Por ser um documento de adesão, as cláusulas do contrato de Conhecimento de Embarque Marítimo não podem ser modificadas e devem ser aceitas totalmente pelo embarcador.

Algumas poucas observações como ordem de compra e venda, número de carta de crédito, transbordo, trânsito, entre outros, podem ser especificadas no corpo do documento.

O armador deve ser responsável por preencher o verso do documento com todas as informações da carga, conforme solicitam os campos, como:

  • Dados do exportador e do importador (Shipper or Consignee) – nome completo da empresa, endereço completo, telefone e Tax ID (quando houver);
  • Notificação sobre o embarque (Notify) – dados da empresa que deve ser notificada sobre a movimentação da carga; 
  • Número do conhecimento (BL Number) – numeração única do Conhecimento de Embarque gerada pelo armador ou agente de cargas;
  • Local de recebimento (Place of receipt) – deve ser preenchido apenas quando o transporte pré-embarque é realizado pelo armador ou agente de cargas;
  • Portos de embarque e de desembarque (Port of loading / Port of discharge) – nome do porto onde a carga será embarcada e desembarcada.
  • Local da entrega (Place of delivery) – deve ser preenchido apenas quando o transporte pré-embarque é realizado pelo armador ou agente de cargas;
  • Navio e Viagem (Vessel and voyage)  – Nome do navio responsável pelo transporte e número da viagem;
  • Descrição da mercadoria (Cargo description) – nome e dados sobre a mercadoria, NCM (quando envolve países do Mercosul) ou HS Code (países no geral), quantidade de itens e tipo de embalagem, informação da embalagem conforme IN 32/2015 (wooden), modalidade frete e número de registros (DU-E e RUC)
  • Dados de contêiner (Container details) – número do contêiner, tipo, tara, lacre, peso bruto, metragem cúbica e peso líquido.
  • Local e data (Place of issue and date) – informações de de emissão do Conhecimento de Embarque Marítimo
  • Data de embarque da carga no navio (Shipped on board date)
  • Tipo de movimentação da carga (Move type) – CY / CY: porto / porto, CY / CFS: porto / porta, CFS / CY: porta / porto ou CFS / CFS: porta / porta.

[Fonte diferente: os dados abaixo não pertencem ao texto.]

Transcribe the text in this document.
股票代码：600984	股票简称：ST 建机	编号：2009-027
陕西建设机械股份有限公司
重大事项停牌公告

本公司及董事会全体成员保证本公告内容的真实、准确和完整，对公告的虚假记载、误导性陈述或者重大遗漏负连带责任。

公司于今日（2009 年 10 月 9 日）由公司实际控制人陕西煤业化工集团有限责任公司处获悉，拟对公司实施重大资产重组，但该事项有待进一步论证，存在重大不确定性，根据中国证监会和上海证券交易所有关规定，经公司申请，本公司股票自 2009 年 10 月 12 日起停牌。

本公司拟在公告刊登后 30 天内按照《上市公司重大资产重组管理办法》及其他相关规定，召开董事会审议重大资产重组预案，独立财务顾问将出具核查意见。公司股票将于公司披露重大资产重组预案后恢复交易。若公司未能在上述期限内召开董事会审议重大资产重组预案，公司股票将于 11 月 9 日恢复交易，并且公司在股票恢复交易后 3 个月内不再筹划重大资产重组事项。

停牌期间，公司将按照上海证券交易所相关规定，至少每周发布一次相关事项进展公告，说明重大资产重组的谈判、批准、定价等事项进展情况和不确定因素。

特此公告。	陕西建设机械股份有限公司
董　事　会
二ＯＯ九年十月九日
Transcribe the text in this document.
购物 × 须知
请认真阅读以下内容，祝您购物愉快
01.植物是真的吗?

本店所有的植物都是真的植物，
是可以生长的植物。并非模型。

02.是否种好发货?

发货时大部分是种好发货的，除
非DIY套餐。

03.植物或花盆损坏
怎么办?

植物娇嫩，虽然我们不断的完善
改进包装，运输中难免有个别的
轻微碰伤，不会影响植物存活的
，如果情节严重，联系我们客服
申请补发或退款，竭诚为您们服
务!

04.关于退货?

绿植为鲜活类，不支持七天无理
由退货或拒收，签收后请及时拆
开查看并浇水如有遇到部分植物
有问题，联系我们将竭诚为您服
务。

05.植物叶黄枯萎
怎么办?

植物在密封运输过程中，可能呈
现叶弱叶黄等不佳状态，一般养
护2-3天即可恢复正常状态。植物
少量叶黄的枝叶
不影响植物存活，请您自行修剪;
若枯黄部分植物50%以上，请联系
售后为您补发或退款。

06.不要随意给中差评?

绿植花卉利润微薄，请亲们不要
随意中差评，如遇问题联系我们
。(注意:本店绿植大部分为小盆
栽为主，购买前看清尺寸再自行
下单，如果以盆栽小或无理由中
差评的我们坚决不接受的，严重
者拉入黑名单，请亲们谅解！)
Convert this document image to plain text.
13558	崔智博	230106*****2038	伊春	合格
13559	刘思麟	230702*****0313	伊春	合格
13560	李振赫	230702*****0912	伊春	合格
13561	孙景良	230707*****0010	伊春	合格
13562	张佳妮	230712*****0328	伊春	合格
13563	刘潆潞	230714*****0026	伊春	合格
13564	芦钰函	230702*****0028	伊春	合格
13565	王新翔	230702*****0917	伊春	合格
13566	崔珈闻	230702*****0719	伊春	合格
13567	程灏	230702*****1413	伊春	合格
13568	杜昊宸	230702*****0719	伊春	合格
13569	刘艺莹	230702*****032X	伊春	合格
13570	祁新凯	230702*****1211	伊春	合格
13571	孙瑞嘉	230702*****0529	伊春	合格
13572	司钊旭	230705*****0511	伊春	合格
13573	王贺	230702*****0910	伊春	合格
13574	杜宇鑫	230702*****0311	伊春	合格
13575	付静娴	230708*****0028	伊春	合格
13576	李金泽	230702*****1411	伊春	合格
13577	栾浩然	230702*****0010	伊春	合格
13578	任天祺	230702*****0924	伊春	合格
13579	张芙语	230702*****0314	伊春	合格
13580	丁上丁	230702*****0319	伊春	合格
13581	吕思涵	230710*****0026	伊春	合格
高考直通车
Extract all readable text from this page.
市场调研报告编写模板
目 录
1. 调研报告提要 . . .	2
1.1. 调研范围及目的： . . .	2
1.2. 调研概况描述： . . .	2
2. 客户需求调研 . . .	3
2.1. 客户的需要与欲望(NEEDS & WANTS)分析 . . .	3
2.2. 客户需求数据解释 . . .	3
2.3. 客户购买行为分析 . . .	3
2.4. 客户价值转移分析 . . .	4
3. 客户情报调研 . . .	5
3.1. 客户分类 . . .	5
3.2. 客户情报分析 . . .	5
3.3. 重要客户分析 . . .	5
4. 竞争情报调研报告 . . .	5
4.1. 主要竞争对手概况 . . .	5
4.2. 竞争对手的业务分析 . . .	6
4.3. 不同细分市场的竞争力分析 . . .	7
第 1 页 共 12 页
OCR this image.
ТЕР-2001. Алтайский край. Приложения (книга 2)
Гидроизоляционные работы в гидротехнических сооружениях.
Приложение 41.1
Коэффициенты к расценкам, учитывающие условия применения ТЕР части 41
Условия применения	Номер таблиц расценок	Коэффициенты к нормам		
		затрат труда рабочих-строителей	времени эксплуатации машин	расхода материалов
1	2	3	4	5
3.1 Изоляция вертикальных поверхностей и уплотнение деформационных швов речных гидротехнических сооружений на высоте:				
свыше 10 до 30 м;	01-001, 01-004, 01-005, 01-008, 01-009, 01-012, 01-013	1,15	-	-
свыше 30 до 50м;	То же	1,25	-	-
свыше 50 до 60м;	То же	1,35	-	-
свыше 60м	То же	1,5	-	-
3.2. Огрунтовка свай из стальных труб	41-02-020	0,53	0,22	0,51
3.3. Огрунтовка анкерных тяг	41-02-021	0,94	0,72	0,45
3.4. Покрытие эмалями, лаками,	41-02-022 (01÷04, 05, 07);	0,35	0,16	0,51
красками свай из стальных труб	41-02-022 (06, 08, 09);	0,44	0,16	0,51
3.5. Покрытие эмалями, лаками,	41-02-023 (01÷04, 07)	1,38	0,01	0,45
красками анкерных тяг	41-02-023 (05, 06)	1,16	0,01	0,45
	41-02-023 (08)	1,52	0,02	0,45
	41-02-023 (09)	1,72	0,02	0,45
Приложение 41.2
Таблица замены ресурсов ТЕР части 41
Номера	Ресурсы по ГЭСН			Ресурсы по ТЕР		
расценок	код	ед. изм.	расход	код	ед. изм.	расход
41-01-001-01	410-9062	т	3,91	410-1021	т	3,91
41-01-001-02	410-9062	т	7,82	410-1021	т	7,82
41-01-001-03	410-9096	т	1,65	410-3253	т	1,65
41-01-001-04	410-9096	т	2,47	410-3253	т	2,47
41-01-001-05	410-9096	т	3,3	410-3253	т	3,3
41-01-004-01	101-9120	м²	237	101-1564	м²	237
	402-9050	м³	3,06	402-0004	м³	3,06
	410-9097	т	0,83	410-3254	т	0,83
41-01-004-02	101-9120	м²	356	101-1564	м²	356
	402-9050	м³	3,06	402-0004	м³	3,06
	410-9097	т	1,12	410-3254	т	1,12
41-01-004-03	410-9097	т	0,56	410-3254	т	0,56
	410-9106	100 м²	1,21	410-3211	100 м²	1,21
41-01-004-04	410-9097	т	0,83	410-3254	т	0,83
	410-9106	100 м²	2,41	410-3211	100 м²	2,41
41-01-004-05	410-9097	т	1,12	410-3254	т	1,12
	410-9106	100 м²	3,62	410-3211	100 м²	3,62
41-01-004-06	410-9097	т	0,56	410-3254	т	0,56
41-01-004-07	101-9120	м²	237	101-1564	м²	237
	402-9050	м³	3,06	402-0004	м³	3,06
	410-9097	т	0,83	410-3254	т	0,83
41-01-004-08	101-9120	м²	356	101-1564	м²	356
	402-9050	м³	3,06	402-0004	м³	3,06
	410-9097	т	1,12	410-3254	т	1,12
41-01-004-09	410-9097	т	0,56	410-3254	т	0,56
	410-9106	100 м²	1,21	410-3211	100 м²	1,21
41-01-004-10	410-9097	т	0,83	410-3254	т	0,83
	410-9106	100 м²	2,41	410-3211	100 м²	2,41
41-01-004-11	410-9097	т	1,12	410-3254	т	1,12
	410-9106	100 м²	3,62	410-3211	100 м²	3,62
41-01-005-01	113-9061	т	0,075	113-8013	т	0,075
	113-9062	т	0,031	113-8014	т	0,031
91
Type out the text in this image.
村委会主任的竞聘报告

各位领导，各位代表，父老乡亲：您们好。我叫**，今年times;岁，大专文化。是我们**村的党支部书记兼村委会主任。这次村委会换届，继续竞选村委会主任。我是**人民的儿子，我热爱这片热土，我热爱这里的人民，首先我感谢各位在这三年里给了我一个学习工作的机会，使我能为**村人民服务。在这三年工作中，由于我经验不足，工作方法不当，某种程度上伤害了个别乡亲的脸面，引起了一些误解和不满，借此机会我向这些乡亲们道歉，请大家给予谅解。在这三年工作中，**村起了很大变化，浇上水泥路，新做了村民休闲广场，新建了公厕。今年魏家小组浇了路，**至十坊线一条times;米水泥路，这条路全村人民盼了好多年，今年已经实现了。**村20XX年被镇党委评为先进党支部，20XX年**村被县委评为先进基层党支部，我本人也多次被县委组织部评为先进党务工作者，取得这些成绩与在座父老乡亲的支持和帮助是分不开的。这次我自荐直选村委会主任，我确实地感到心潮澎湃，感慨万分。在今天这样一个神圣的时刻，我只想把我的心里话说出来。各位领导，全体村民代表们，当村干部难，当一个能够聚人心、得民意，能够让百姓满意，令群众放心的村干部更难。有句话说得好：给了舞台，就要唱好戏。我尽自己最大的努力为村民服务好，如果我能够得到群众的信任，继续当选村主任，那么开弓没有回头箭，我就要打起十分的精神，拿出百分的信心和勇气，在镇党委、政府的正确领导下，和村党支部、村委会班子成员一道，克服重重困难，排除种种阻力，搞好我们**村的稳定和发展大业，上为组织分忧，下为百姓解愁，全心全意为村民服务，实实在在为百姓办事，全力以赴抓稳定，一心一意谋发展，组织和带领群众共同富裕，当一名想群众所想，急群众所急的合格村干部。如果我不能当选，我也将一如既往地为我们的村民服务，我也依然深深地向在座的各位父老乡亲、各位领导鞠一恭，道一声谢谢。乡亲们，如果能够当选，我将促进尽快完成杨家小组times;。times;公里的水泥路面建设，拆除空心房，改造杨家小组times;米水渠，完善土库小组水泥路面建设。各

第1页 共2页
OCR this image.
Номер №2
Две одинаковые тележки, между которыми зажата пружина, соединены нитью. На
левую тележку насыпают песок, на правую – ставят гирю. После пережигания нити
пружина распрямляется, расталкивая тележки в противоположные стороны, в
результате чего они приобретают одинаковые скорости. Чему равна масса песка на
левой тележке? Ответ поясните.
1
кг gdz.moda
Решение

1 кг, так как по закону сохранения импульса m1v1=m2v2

Como todo contrato de prestação de serviço, além das informações obrigatórias, a empresa responsável pelo transporte pode determinar cláusulas adicionais para a operação. 

Leia também: Comércio exterior: documentos para importação

São muitas possibilidades de cláusulas e acordos. Conheça alguns exemplos a seguir:

Shipper’s load, stow, weight and count

É de responsabilidade do exportador a realização da estufagem, contagem e pesagem das mercadorias. 

Clean on board

Informa que a carga foi embarcada sem avarias e em ordem.

É comum que esta cláusula não seja aceita pelos armadores e agentes, pois não é possível garantir que a carga está realmente “limpa”. Neste caso, a observação “Clean on board declared by shipper” é incluída no documento, declarando que o exportador é o responsável pela afirmação.

Freight as per agreement

Utilizada quando houver necessidade de omitir os valores de frete, pois este foi acordado separadamente.

Quais são as consequências da emissão incorreta do documento?

A emissão correta do Conhecimento de Embarque Marítimo garante que o desembaraço da mercadoria ocorra sem problemas.

O preenchimento errado ou extravio pode gerar atrasos e multas pois, sem o documento, a mercadoria não pode ser retirada após o despacho.

É importante ressaltar que o Conhecimento de Embarque Marítimo e as documentações adicionais da operação devem ser guardados e à disposição da Receita Federal por no mínimo 5 anos.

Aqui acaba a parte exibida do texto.